From the beginning of our nation, intellectual property has been the engine behind America’s economic and cultural development. Recognizing its importance, our Founders included IP rights in the Constitution itself. In fact, in the body of the Constitution, notwithstanding the Amendments, the word “right” is mentioned only once: It is in Article 1, Section 8, Clause 8, granting the Congress power “to promote the Progress of Science and useful Arts, by securing for limited Times to Authors and Inventors the exclusive Right to their respective Writings and Discoveries.” Our Founders were indeed ahead of their time to foresee how important protecting intellectual property rights and stimulating innovation is to the growth and success of our nation. For this nation’s greatest inventors, backed by our patent system, went on to change the world.

Let me leave you with one more story of a remarkable inventor, who continues to change the world today. Dr.
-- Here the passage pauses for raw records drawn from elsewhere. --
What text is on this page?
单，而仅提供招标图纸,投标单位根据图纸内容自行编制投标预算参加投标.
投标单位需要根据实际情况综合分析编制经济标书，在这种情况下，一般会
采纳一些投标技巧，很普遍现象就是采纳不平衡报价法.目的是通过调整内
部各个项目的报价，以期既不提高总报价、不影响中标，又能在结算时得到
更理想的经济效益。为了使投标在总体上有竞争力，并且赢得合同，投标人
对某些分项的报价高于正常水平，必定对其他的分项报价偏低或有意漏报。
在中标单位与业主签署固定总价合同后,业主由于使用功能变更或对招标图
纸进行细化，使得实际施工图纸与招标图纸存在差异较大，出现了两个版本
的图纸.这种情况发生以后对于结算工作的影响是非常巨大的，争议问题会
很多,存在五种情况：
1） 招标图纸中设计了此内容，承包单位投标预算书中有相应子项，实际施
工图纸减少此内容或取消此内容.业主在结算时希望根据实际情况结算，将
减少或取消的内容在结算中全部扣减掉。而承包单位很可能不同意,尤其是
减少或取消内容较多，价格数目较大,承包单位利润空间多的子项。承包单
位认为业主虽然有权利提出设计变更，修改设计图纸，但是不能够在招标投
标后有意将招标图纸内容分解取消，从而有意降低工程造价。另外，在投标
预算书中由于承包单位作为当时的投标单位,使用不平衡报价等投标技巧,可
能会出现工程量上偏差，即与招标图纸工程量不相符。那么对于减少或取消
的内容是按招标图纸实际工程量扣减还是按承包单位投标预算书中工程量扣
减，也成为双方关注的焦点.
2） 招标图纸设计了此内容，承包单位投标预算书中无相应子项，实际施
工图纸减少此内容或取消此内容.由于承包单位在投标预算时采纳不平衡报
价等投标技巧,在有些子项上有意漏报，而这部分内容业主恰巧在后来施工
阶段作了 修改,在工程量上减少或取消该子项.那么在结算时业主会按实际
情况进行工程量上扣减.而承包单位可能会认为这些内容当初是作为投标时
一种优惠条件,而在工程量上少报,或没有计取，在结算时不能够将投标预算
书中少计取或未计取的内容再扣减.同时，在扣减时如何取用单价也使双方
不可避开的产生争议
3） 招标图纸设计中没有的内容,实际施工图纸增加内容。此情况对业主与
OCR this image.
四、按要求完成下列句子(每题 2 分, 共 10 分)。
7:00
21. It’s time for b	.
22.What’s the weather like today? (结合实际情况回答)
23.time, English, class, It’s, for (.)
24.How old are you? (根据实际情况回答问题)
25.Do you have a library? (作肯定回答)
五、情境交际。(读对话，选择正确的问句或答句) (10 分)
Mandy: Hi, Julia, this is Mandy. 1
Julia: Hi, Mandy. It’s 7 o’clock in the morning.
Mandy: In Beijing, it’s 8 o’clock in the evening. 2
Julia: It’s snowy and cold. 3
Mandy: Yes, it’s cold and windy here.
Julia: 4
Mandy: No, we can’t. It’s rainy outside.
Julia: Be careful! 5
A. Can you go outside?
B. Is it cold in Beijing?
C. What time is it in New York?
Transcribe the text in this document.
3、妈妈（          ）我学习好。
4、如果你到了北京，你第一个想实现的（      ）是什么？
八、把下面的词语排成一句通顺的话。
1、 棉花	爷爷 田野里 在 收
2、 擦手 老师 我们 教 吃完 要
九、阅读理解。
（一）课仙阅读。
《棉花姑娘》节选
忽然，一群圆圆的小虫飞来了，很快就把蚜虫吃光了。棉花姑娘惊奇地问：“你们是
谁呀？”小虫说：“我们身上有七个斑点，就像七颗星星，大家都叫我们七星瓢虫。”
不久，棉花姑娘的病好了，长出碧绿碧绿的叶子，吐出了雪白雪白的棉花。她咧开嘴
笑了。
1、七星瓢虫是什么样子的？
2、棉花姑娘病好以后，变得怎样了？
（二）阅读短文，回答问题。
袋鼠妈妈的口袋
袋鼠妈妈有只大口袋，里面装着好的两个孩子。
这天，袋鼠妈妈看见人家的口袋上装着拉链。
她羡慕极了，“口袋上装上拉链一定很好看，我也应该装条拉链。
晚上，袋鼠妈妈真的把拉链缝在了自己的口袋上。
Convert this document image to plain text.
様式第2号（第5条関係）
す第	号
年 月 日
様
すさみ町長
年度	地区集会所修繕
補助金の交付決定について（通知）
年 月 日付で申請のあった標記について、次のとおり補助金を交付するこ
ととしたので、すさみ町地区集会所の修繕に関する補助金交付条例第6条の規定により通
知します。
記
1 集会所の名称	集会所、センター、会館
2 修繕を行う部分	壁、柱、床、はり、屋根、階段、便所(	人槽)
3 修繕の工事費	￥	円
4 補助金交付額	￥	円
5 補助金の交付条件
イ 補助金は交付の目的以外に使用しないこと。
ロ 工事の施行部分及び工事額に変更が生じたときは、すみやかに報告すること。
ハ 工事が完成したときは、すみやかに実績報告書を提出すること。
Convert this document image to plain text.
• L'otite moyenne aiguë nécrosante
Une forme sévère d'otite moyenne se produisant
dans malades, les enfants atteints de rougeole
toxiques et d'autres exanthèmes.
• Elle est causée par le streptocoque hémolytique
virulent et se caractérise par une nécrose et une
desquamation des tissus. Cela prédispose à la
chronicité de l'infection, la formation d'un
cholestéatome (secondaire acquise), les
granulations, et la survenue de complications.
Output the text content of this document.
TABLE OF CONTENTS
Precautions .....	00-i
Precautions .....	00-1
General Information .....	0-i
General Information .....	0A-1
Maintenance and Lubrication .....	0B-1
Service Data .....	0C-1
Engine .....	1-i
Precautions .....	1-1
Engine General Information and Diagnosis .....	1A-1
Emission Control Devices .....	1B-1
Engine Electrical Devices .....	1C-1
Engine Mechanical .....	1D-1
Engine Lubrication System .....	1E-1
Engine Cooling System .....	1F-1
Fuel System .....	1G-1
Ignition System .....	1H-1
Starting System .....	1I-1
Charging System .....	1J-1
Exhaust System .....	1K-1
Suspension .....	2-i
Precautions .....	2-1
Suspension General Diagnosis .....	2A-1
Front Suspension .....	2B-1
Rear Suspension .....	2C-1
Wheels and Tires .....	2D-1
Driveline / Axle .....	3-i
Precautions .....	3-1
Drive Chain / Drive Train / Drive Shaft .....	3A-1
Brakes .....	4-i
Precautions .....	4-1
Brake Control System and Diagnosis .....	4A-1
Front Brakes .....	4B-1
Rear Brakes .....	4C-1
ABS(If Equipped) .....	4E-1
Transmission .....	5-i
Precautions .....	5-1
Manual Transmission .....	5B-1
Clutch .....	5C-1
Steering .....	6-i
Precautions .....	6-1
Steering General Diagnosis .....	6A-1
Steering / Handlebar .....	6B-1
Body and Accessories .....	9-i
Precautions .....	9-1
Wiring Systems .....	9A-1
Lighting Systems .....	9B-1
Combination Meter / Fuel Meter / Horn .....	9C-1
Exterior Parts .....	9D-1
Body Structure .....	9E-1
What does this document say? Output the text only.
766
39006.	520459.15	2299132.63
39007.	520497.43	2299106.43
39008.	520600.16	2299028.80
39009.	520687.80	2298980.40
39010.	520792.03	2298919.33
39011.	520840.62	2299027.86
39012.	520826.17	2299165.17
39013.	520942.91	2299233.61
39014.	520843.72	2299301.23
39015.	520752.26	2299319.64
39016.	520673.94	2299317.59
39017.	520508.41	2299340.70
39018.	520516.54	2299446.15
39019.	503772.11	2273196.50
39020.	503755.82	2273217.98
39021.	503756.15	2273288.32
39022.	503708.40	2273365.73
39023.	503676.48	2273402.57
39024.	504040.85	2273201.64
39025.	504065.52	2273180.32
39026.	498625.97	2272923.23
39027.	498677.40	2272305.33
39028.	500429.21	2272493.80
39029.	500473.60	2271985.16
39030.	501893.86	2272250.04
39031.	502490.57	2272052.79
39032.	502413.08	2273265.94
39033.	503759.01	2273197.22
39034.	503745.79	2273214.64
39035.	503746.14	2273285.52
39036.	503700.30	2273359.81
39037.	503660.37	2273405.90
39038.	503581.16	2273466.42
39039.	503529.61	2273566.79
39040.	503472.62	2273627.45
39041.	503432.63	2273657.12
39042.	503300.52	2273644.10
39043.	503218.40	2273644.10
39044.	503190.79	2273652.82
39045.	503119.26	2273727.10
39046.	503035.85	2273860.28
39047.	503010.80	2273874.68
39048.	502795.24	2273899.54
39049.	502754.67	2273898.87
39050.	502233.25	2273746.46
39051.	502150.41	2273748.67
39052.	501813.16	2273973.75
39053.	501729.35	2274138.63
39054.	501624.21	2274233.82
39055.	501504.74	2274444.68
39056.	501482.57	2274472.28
Pardis Sabeti is an Iranian-American immigrant whose family fled Iran in 1978 when she was only two years old. A computational geneticist, Dr. Sabeti is currently a professor of immunology and infectious diseases at Harvard University. Her impressive credentials include a bachelor’s in biology from MIT; a master’s and a doctorate in biological anthropology from Oxford University as a Rhodes Scholar; and a medical degree from Harvard University, where she was only the third woman to graduate summa cum laude.

Dr. Sabeti’s genetic research into deadly pathogens investigates how the diseases have evolved in an effort to prevent epidemics, such as the Ebola virus outbreak. By combining computer artificial intelligence and biology, she has created an algorithm to mine the human genome and fight deadly diseases. And, on top of that, Dr. Sabeti is also the lead singer of the pop group “Thousand Days”!

I have always thought that there is a connection between music and science and engineering. Dr. Sabeti exemplifies this. She once noted, “I find that same sense of discovery and quest, as I try to put together the chords and melody and lyrics of a song with all its parts as I do in trying to formulate a scientific idea and bring a research study together. They both require creativity and rigor.” Dr. Sabeti’s perseverance and skill have led to groundbreaking patent-pending work.

Dr. Sabeti’s philosophy is that we should “not be defined by the destruction wrought by one virus, but illuminated by billions of hearts and minds working in unity.” Her advice and work contribute to making our nation and the world a better place through innovation and science. As guardians of the U.S. intellectual property system, we at the USPTO work every day to honor her work and the innovation of others like her.

Thank you again for the opportunity to be with you here today. I welcome any questions you may have.